The tagged data sets will appear as a “Tag” on the CloVR web interface. Multiple files will listed under the same “Tag” name.

3. Configuring and starting the pipeline

To initialize a new pipeline run, select the “Tag” corresponding to your FASTA files in the “Data Sets” window and click on the “CloVR Metagenomics” icon.

This will open the pipeline configuration window. Make sure the correct “Tag” is shown as the “Select Sequencing Dataset” and select the “Tag” corresponding to the correct metadata mapping file as the “CloVR Mapping File”. Choose a protocol with or without ORF calling. By default we do not call ORFs.

If cloud credentials have been added to the CloVR VM, they can be selected in the “Account” drop-down menu. Alternatively, “local” can be selected to perform CloVR-Metagenomics supported analysis on the local computer. Provide a name to recognize your pipeline in the web interface “Home” page as “Pipeline Description”, e.g. “Test_Metagenomics1”.

Check your input by clicking “Validate”. If the validation is successful, start the pipeline by clicking “Submit”. After successful pipeline submission, the web interface will change to the “Home” page where the new pipeline will be listed as “Status: running.”

4. Monitoring your pipeline

The pipeline status, i.e. the number of steps completed, is shown for each running pipeline. Further information can be accessed clicking on the pipeline name, which opens the “Pipeline Information” window.

 

Clicking on the [Pipeline #] headers in the “Pipeline Information” window will open the Ergatis “Workflow creation and monitoring interface” in a separate browser window, which provides useful information for troubleshooting of failed pipeline runs.

Downloading Pipeline Output

Once the CloVR-Metagenomics run has completed, multiple results files are created in the “output” directory. If CloVR-Metagenomics is run on the cloud, all results files will be downloaded into the same folder.
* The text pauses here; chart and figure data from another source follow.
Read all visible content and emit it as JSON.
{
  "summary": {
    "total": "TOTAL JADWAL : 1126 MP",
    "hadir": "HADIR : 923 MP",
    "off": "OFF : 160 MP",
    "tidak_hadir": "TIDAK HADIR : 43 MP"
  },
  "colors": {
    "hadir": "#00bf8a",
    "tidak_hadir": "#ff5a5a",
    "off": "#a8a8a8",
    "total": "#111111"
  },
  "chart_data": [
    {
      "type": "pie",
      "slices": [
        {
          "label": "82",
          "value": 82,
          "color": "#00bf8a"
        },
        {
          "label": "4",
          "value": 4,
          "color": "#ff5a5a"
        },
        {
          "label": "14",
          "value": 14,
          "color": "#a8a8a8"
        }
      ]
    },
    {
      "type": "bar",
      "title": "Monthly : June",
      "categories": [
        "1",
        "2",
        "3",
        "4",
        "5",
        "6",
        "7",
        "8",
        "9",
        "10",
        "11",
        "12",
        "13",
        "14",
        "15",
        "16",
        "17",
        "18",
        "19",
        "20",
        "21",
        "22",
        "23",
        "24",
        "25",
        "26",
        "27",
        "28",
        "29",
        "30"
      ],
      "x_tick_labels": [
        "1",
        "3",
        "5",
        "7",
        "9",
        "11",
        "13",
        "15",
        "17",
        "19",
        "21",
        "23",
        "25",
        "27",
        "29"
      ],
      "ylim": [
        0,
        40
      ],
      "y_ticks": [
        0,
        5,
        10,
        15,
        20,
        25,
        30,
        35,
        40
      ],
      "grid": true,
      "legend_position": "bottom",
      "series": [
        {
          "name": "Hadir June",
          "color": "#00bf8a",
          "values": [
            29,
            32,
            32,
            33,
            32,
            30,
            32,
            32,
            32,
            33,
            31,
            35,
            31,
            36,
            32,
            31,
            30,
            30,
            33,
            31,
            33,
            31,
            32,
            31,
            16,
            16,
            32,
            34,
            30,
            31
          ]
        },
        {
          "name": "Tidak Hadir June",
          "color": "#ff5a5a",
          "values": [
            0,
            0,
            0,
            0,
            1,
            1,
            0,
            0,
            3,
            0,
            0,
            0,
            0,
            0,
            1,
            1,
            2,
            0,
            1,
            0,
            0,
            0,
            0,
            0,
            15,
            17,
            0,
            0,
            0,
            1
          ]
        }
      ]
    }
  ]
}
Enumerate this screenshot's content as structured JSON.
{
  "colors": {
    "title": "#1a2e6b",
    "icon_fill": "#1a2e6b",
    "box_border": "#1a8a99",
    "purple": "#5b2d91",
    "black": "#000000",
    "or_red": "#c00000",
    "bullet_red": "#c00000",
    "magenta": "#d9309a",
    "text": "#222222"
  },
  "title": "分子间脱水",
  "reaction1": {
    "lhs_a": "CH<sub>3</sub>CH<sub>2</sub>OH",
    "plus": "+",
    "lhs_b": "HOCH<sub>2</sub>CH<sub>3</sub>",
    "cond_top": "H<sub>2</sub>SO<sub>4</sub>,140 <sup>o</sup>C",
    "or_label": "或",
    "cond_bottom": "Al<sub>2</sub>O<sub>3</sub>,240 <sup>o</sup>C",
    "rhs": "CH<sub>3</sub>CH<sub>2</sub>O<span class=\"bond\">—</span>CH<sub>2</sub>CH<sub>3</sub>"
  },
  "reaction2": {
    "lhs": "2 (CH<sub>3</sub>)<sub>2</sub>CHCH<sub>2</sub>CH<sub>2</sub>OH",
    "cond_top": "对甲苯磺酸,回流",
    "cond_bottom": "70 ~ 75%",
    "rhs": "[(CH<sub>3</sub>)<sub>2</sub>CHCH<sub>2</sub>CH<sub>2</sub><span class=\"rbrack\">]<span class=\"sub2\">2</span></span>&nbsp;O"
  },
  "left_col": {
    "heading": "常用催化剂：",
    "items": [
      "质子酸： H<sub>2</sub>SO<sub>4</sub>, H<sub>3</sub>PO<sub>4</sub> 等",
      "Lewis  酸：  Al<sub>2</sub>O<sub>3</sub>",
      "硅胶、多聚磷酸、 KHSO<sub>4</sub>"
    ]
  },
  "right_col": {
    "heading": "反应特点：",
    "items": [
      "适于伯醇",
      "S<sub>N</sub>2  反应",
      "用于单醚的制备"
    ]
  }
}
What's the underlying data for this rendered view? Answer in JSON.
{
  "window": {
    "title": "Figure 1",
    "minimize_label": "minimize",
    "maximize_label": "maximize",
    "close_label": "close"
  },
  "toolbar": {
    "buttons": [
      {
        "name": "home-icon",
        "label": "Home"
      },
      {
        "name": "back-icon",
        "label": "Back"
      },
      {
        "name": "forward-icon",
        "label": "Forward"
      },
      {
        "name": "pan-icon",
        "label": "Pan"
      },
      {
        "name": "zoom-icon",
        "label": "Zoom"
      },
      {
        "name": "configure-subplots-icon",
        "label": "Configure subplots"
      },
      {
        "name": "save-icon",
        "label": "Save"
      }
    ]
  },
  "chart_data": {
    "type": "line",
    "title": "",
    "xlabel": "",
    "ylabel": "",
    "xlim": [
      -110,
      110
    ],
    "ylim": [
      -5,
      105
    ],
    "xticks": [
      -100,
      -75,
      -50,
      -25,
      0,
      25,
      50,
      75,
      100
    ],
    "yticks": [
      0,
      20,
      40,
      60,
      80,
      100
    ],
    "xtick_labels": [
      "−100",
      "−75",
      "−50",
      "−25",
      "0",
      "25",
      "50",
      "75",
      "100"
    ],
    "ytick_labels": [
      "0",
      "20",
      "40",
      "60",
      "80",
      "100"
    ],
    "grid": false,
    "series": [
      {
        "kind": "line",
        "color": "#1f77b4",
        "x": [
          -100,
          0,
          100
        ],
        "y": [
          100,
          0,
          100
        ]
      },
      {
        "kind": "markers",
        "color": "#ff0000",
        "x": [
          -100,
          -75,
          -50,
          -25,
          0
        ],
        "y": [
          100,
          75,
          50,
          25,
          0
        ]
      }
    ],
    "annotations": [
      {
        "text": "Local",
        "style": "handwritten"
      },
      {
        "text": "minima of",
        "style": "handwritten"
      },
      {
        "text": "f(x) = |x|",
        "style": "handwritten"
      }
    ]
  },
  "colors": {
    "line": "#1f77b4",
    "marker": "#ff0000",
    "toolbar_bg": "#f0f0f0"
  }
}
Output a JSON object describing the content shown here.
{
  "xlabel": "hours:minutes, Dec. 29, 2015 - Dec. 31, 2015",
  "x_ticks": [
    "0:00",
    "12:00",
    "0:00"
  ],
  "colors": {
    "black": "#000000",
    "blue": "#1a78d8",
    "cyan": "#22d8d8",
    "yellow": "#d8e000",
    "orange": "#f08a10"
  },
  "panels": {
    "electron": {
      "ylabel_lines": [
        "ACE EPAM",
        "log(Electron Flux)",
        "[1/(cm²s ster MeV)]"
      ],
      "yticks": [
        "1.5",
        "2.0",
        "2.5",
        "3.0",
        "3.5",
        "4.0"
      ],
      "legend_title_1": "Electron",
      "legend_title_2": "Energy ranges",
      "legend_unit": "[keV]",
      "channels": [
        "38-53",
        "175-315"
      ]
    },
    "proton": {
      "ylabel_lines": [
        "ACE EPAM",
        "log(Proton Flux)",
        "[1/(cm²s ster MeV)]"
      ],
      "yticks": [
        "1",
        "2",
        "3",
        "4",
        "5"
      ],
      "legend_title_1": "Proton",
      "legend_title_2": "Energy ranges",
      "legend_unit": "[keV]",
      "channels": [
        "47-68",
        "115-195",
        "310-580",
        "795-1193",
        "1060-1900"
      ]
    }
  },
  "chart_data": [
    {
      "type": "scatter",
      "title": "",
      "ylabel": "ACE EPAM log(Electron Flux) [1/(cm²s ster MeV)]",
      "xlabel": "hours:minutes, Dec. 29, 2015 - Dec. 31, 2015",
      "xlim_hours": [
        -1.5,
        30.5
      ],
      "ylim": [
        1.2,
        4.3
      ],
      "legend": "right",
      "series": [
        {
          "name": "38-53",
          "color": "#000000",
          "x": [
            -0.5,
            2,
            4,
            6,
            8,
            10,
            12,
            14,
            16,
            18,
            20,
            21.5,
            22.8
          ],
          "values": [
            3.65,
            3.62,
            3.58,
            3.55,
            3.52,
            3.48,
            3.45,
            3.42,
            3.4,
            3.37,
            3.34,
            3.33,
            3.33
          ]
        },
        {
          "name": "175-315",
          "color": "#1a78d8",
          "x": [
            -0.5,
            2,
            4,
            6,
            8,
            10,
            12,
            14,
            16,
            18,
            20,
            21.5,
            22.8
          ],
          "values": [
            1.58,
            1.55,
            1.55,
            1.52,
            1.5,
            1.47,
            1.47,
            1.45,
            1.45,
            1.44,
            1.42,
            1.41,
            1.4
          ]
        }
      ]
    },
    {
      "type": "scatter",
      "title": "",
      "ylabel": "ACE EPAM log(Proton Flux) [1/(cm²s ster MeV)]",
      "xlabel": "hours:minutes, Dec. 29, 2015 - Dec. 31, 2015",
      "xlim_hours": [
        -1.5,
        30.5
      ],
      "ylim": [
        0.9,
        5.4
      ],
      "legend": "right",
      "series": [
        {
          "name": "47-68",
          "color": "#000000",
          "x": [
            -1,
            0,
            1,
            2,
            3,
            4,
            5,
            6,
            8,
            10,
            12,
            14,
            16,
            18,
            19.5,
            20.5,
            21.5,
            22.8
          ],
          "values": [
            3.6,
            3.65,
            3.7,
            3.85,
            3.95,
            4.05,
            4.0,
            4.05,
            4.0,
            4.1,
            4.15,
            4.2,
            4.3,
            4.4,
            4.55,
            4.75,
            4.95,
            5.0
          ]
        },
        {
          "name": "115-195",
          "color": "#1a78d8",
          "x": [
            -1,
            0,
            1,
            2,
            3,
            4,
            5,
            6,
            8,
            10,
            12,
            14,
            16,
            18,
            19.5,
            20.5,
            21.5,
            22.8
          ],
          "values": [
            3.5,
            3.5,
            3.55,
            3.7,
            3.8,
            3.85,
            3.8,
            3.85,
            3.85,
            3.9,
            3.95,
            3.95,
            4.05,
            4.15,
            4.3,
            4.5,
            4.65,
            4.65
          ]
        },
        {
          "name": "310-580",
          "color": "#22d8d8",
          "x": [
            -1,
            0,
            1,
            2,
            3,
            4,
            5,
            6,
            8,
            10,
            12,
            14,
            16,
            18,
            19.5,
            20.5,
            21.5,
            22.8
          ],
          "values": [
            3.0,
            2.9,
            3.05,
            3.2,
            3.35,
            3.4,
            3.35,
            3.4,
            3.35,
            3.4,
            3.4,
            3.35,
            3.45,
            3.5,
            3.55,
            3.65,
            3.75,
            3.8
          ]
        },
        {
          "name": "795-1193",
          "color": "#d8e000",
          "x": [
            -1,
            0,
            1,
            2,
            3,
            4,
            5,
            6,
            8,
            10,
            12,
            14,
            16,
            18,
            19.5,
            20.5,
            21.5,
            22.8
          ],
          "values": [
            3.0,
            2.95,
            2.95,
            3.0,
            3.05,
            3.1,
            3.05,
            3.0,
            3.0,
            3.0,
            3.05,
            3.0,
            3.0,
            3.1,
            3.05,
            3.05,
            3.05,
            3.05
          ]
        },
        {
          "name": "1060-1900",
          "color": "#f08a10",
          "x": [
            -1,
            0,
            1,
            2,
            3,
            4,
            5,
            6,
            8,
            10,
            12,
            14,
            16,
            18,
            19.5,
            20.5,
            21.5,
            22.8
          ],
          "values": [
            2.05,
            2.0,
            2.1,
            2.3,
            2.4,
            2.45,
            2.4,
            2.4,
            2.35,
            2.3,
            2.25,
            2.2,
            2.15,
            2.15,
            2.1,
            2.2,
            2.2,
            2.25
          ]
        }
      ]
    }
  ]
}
The path to this folder should look like this:

/clovr-standard-2011-08-25-05-13-27/shared/output/

All results files are created as compressed archives (.tar.gz), which can be extracted using the Finder in Mac OS X, the Tar utility in Unix or programs, such as WinZip or WinRAR, in Windows.

EXAMPLE OUTPUT TARBALL: CloVR-Metagenomics output

The CloVR-Metagenomics pipeline outputs several different files for the user:

Output Description
read_mapping A text file displaying the one-to-one mapping of sequence names created in the pipeline.
uclust_clusters Raw text output from uclust runs.
artificial_replicates A list of read names wthat were found to be artificial replicates from the 454 platform.
blast_functional Raw output of blast hits of representative sequences to a functional DB.
tables_functional Summary tables of functional categories for each sample.
piecharts_functional Visualized piecharts for functional groups.
skiff_functional Output of skiff clusterings for different functional levels.
metastats_functional Output of Metastats analysis comparing subject groups or samples at different functional levels.
histograms_functional Visualized stacked histograms of functional annotations.
blast_taxonomy Raw output of blast hits of representative sequences to a taxonomic DB.
tables_taxonomy Summary tables of taxonomy groups for each sample.
piecharts_taxonomy Visualized piecharts for taxonomic groups.
skiff_taxonomy Output of skiff clusterings for different taxonomic levels.
metastats_taxonomy Output of Metastats analysis comparing subject groups or samples at different taxonomic levels.
histograms_taxonomy Visualized stacked histograms of taxonomic annotations.